Duane Zaloudek, 10, 1988, Oil on linen, 18" x 18" (46cm x 46cm), ©2019 Duane Zaloudek
RHC: Your current body of work is titled Nomad Songs, which seems the perfect metaphor for experiencing the work. Nomads wander with no fixed home and our eyes have to wander over your paintings to find anything to see. A song is basically a poem set to music. Both words together imply a sense of wandering and emptiness, not unlike the landscapes that nomads travel, that mimics the process of looking at your work. With this in mind do you feel you have effectively communicated the ideas that compel you to make the work in the first place?

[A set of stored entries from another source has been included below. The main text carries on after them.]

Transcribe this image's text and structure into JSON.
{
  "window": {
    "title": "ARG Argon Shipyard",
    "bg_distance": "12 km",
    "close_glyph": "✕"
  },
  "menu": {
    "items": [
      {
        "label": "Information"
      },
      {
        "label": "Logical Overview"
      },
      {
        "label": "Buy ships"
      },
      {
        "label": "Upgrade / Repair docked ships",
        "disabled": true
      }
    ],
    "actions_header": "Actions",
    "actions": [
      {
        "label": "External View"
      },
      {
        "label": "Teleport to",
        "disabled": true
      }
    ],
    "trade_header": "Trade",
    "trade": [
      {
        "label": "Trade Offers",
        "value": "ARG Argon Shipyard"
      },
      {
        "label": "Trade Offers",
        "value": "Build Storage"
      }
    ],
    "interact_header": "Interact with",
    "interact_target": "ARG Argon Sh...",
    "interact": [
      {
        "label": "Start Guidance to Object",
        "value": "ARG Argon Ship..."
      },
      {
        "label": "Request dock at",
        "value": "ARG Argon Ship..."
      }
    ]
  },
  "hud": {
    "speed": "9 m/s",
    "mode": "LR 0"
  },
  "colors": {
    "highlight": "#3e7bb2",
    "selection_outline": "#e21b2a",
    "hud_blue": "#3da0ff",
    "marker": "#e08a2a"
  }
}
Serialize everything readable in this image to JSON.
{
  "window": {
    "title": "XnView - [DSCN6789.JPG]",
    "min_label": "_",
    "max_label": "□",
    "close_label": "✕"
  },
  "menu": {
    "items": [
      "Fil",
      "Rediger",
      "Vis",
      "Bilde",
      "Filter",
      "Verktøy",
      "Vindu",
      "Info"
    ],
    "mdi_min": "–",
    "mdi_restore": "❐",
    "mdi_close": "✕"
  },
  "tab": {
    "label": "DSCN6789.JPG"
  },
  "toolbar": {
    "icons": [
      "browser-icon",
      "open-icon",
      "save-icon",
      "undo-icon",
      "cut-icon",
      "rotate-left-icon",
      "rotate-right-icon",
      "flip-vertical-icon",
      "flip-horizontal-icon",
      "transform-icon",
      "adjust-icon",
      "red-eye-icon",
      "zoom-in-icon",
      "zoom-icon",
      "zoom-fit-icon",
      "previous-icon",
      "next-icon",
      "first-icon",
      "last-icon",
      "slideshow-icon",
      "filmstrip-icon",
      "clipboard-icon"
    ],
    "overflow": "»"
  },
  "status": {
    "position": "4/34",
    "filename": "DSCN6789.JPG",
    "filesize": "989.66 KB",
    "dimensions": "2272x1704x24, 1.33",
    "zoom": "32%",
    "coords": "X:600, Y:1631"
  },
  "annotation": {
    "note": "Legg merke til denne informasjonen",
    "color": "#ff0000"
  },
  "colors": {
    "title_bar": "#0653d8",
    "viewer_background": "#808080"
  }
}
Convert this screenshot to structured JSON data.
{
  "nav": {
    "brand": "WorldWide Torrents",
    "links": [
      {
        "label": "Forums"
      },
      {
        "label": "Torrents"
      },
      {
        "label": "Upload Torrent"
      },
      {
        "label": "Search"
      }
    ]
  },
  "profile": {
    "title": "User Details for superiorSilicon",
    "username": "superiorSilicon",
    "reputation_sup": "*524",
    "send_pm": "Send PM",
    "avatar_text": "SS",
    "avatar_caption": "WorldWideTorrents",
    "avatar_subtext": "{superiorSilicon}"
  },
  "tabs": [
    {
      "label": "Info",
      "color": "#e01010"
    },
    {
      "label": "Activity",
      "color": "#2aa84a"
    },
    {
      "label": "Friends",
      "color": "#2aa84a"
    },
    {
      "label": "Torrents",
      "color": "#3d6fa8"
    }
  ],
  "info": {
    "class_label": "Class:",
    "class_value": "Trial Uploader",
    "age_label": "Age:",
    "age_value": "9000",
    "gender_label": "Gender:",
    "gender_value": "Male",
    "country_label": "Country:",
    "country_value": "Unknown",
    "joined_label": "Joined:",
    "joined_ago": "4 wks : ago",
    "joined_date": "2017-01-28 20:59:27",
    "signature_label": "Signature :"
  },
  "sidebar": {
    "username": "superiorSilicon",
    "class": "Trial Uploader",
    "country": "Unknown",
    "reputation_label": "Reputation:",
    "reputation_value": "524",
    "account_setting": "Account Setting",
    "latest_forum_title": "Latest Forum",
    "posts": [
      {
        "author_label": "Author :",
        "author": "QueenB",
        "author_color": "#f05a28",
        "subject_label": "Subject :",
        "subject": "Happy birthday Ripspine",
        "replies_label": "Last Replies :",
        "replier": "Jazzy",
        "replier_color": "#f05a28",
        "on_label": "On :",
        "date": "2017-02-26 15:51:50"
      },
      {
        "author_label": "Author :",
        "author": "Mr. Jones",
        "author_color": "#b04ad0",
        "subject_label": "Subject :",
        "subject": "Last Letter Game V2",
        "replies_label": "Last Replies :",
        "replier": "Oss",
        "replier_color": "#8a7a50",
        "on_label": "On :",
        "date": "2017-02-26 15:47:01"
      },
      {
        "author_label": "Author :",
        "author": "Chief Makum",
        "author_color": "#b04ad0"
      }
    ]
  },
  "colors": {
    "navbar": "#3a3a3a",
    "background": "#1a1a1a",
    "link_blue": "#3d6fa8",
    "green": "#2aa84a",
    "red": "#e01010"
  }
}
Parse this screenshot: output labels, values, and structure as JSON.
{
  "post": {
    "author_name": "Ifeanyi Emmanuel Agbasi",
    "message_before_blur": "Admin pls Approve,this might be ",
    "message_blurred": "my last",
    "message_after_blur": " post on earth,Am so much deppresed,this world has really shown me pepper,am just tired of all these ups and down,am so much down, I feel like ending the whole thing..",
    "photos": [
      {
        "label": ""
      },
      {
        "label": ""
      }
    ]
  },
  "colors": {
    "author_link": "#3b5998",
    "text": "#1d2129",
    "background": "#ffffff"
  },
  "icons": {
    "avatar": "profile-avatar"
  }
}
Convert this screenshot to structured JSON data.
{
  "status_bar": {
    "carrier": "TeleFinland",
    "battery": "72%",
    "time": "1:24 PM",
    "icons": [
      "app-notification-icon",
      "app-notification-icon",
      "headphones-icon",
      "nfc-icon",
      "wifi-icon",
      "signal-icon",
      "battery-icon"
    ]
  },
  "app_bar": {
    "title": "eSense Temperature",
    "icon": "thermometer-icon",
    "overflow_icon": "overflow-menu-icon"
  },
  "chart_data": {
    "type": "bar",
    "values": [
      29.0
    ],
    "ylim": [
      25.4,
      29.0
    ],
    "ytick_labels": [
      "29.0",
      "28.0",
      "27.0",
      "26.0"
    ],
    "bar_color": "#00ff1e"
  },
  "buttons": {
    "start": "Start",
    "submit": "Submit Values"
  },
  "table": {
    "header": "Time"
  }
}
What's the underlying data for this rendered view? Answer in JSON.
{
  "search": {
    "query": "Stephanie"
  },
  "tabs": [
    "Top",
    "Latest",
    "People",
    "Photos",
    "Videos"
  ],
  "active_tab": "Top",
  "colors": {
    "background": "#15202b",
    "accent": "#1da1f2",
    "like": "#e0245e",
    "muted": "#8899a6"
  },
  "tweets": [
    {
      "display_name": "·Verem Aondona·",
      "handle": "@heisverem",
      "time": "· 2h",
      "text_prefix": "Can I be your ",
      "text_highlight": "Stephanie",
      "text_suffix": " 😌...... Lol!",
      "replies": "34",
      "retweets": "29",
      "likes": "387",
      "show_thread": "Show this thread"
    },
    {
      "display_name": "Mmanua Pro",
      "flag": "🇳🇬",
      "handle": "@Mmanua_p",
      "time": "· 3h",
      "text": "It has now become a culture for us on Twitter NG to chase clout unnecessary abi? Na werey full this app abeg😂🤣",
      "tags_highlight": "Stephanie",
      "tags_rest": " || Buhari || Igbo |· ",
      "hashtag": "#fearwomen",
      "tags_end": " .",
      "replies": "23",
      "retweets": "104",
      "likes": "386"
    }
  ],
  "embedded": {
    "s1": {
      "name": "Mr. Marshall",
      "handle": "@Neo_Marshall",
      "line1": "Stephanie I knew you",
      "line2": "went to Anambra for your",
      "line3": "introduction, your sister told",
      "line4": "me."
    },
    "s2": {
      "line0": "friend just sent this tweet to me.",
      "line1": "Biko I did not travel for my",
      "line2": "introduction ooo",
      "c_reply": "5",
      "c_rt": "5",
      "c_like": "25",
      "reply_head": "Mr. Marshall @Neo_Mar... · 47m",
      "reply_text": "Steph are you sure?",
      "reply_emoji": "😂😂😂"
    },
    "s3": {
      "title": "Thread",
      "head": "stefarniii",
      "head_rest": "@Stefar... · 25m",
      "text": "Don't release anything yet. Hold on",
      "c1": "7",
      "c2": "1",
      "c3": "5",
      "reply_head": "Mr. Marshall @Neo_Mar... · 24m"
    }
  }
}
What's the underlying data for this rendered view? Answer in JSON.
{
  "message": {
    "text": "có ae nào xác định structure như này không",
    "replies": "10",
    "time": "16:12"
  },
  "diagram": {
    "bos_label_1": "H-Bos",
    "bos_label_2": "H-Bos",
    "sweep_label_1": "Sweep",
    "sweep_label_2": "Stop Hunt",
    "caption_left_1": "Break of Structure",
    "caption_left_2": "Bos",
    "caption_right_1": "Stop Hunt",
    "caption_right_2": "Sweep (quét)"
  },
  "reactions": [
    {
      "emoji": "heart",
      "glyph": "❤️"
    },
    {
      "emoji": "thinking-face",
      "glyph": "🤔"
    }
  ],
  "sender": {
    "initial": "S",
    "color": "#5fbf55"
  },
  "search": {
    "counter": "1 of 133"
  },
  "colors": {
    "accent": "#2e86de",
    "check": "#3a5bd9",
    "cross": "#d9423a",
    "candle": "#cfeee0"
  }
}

Zaloudek: In the year 2000 I started to work with watercolor on linen canvas primed with white gesso. That was the beginning of the Nomad Songs. I am not sure if I gave much thought to the meaning of titles. I was looking for a title without a lot of baggage. Perhaps my interest in poetry led me to that title. And of course I was searching for a solution to make it possible for the viewer to realize the rewards of sensory deprivation and the spiritual and physical pleasure of vision.